L’attaque du 7 octobre 2023 a marqué un tournant. L’Égypte a fermement rejeté l’opération militaire israélienne à Gaza. Le Parlement égyptien a même donné mandat au président Abdel Fattah al-Sissi d’agir militairement « si nécessaire », tandis que la menace de mettre fin au traité de paix israélo-égyptien a été brandie à plusieurs reprises. Dans le même temps, Le Caire s’est abstenu de condamner les atrocités commises par le Hamas.

La crise a également eu un impact direct sur l’économie égyptienne. La mobilisation des Houthis au Yémen a drastiquement réduit le trafic maritime par le canal de Suez, privant l’Égypte d’une source majeure de revenus. En parallèle, l’exportation de gaz israélien vers l’Égypte assure à ce pays une certaine stabilité énergétique, tant pour la consommation intérieure que pour les exportations vers l’Europe, une manne financière cruciale pour un gouvernement en difficulté.

L’Égypte face aux dynamiques régionales

La diplomatie égyptienne évolue dans un contexte en pleine mutation. Malgré une lutte acharnée contre les Frères musulmans, Le Caire se rapproche paradoxalement d’Ankara, qui soutient cette organisation. Les présidents égyptien et turc se sont rencontrés, et l’Égypte a commandé des drones à la Turquie.
Sur la question de Gaza, l’Égypte s’oppose fermement à toute idée de déplacement de la population palestinienne vers son territoire.  Une position réaffirmée dans une déclaration conjointe avec la Jordanie et l’Arabie saoudite. La Russie, quant à elle, reste silencieuse. Il n’en demeure pas moins que l’Égypte qui reçoit annuellement des États-Unis 1,5 milliards de dollars depuis la signature du traité de Camp David, peut difficilement ignorer l’imprédictible président Trump.

Mais au-delà des enjeux immédiats, l’Égypte nourrit une ambition plus large : celle de redevenir la puissance dominante du monde arabe. Dans cette optique, elle observe d’un œil méfiant le rapprochement entre Israël et l’Arabie saoudite, tout comme l’alliance israélo-américaine renforcée depuis l’ère Trump.
Enfin, certains observateurs évoquent un scénario où les États-Unis prendraient le contrôle de Gaza pour y établir une base militaire, rééquilibrant l’implantation navale russe en Syrie. Une présence qui, si elle se confirmait, pourrait se heurter aux ambitions égyptiennes dans la région.
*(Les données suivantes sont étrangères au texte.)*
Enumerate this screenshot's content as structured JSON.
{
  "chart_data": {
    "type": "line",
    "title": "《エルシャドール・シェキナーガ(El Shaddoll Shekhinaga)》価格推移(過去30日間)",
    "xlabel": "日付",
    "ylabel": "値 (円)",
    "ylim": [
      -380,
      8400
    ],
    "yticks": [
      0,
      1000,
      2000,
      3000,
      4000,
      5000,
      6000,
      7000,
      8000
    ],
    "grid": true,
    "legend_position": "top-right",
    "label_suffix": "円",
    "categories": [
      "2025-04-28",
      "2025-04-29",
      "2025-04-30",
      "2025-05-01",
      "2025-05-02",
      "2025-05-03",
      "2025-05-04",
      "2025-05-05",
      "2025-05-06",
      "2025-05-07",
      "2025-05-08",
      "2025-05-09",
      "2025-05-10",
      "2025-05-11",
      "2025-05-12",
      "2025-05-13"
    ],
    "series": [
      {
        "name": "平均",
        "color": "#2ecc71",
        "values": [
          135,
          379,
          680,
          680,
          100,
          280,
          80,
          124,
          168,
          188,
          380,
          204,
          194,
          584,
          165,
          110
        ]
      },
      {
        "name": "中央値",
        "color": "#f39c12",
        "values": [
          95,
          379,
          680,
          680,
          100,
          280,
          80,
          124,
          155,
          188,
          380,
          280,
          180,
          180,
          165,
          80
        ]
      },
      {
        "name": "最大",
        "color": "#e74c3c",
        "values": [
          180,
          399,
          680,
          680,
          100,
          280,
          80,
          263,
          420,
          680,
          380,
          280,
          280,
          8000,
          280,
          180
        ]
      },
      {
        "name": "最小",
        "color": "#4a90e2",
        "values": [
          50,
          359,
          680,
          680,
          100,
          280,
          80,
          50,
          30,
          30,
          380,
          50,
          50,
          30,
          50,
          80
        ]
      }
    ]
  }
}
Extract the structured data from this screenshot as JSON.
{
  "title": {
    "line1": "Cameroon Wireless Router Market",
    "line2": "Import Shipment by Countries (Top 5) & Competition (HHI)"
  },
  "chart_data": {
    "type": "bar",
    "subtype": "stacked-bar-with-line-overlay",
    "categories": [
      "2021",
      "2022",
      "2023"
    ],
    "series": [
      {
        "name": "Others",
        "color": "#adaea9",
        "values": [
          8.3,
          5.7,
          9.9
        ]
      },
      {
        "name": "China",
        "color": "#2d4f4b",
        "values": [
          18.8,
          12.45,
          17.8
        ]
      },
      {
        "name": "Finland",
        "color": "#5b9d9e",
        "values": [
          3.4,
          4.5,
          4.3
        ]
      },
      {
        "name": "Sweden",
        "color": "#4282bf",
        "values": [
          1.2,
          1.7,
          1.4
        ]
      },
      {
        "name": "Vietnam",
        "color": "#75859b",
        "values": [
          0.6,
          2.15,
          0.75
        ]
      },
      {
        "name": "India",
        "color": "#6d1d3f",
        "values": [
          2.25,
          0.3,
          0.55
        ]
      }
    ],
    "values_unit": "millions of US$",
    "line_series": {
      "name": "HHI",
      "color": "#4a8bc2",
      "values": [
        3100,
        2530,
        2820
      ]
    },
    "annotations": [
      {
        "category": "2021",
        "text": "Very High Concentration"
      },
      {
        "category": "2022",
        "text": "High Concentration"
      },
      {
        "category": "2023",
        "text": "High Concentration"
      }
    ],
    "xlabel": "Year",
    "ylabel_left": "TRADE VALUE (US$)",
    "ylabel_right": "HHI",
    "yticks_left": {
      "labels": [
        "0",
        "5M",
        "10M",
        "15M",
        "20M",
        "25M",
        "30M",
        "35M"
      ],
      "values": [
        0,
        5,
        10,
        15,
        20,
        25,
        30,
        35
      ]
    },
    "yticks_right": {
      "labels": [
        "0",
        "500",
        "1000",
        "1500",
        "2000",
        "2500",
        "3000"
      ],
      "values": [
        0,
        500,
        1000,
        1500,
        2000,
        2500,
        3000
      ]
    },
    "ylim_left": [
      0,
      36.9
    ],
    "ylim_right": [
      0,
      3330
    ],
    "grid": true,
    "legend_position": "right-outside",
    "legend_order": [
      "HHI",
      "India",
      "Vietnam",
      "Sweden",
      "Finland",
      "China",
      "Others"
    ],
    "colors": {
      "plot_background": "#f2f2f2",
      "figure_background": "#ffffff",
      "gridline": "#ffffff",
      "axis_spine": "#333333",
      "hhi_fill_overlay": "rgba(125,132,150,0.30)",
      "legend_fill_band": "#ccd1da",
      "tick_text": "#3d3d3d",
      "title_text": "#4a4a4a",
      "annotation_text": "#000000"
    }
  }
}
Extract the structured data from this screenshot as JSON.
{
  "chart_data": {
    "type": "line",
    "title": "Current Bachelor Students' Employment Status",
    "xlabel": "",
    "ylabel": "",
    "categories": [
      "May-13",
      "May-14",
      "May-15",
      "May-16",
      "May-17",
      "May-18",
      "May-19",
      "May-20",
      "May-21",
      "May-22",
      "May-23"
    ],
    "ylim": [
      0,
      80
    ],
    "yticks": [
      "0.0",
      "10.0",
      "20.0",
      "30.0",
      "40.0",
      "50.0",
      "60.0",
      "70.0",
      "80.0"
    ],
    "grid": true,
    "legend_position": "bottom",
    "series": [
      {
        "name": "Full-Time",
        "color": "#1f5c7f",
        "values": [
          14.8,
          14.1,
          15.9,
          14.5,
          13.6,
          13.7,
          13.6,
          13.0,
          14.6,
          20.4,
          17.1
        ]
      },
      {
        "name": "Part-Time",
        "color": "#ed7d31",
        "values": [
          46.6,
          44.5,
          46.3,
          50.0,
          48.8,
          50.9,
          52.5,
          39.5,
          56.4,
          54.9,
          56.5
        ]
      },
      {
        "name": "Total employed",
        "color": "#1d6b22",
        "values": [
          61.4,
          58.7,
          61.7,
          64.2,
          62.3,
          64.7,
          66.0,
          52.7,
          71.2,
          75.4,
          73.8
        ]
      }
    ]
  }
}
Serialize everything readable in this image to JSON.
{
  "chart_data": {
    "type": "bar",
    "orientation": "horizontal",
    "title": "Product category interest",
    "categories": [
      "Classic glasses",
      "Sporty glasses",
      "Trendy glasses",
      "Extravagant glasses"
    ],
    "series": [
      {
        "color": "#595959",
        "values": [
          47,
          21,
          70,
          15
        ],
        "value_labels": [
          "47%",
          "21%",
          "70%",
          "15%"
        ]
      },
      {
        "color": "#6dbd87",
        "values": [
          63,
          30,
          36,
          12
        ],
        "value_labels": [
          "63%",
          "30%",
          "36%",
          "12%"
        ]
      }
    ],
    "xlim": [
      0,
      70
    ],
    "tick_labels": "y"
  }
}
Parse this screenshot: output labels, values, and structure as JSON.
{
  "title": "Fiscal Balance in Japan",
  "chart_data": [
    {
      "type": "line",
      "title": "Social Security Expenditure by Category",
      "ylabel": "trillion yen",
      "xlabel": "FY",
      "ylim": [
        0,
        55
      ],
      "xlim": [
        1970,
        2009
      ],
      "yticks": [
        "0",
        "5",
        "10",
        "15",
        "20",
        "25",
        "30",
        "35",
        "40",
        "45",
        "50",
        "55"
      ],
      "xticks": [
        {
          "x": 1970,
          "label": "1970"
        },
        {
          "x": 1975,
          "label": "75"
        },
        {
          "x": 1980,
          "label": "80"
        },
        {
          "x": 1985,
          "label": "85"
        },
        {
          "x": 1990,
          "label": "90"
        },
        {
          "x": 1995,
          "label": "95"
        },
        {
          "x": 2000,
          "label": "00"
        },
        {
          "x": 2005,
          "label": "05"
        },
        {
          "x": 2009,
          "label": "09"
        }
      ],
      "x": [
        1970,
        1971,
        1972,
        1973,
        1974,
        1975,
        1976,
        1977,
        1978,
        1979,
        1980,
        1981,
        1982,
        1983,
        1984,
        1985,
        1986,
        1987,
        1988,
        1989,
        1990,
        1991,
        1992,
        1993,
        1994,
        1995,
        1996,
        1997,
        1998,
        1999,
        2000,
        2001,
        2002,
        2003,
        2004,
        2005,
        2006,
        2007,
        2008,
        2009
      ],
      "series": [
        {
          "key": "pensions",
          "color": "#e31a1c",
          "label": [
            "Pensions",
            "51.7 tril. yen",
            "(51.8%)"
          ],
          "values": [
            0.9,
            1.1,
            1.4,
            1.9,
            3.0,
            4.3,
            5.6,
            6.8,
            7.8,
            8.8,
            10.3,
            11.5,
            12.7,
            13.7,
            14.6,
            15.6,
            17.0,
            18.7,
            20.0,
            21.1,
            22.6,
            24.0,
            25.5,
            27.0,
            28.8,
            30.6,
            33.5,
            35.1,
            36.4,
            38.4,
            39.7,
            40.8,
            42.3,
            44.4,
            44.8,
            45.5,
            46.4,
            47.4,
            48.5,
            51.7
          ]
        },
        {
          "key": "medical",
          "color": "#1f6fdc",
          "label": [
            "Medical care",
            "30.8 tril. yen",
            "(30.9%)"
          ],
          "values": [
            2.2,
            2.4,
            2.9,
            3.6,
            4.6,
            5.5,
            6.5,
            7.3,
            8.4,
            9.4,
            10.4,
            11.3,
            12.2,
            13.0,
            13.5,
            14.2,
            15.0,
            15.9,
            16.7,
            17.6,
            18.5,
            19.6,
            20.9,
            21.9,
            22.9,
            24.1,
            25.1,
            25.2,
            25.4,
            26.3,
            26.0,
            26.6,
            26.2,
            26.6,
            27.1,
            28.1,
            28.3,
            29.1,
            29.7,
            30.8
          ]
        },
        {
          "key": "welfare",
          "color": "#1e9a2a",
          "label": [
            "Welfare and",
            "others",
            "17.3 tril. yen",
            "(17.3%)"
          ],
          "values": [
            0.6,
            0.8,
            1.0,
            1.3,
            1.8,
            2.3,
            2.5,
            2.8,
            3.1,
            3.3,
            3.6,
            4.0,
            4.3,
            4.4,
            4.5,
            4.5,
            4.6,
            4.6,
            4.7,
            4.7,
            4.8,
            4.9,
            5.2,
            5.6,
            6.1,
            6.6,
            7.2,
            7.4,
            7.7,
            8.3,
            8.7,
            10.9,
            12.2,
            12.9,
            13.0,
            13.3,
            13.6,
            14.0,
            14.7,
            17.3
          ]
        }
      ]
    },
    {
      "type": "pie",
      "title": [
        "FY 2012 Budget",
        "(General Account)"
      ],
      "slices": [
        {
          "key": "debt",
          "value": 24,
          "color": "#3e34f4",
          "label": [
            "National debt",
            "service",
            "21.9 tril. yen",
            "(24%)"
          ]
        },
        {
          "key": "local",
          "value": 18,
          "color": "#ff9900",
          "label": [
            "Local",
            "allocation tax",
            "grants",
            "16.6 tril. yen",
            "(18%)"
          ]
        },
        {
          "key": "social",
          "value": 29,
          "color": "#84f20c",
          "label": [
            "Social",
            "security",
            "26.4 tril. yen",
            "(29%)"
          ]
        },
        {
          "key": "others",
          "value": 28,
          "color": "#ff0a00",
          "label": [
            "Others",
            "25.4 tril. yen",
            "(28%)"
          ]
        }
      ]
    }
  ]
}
Dans cette équation complexe, l’Égypte joue sur plusieurs tableaux : affaiblir Israël, préserver son rôle de médiateur incontournable, renforcer ses capacités militaires et préparer le terrain à une influence accrue dans le Proche-Orient. Son économie défaillante limite jusqu’à un certain point ses ambitions régionales.
Dans un autre ordre d’idées, les évaluations du renseignement militaire sont basées sur plusieurs sources et peuvent inclure une certaine dose de subjectivité. Elles doivent accorder à la stratégie des infrastructures mises en place par la partie adverse l’importance qu’elle mérite.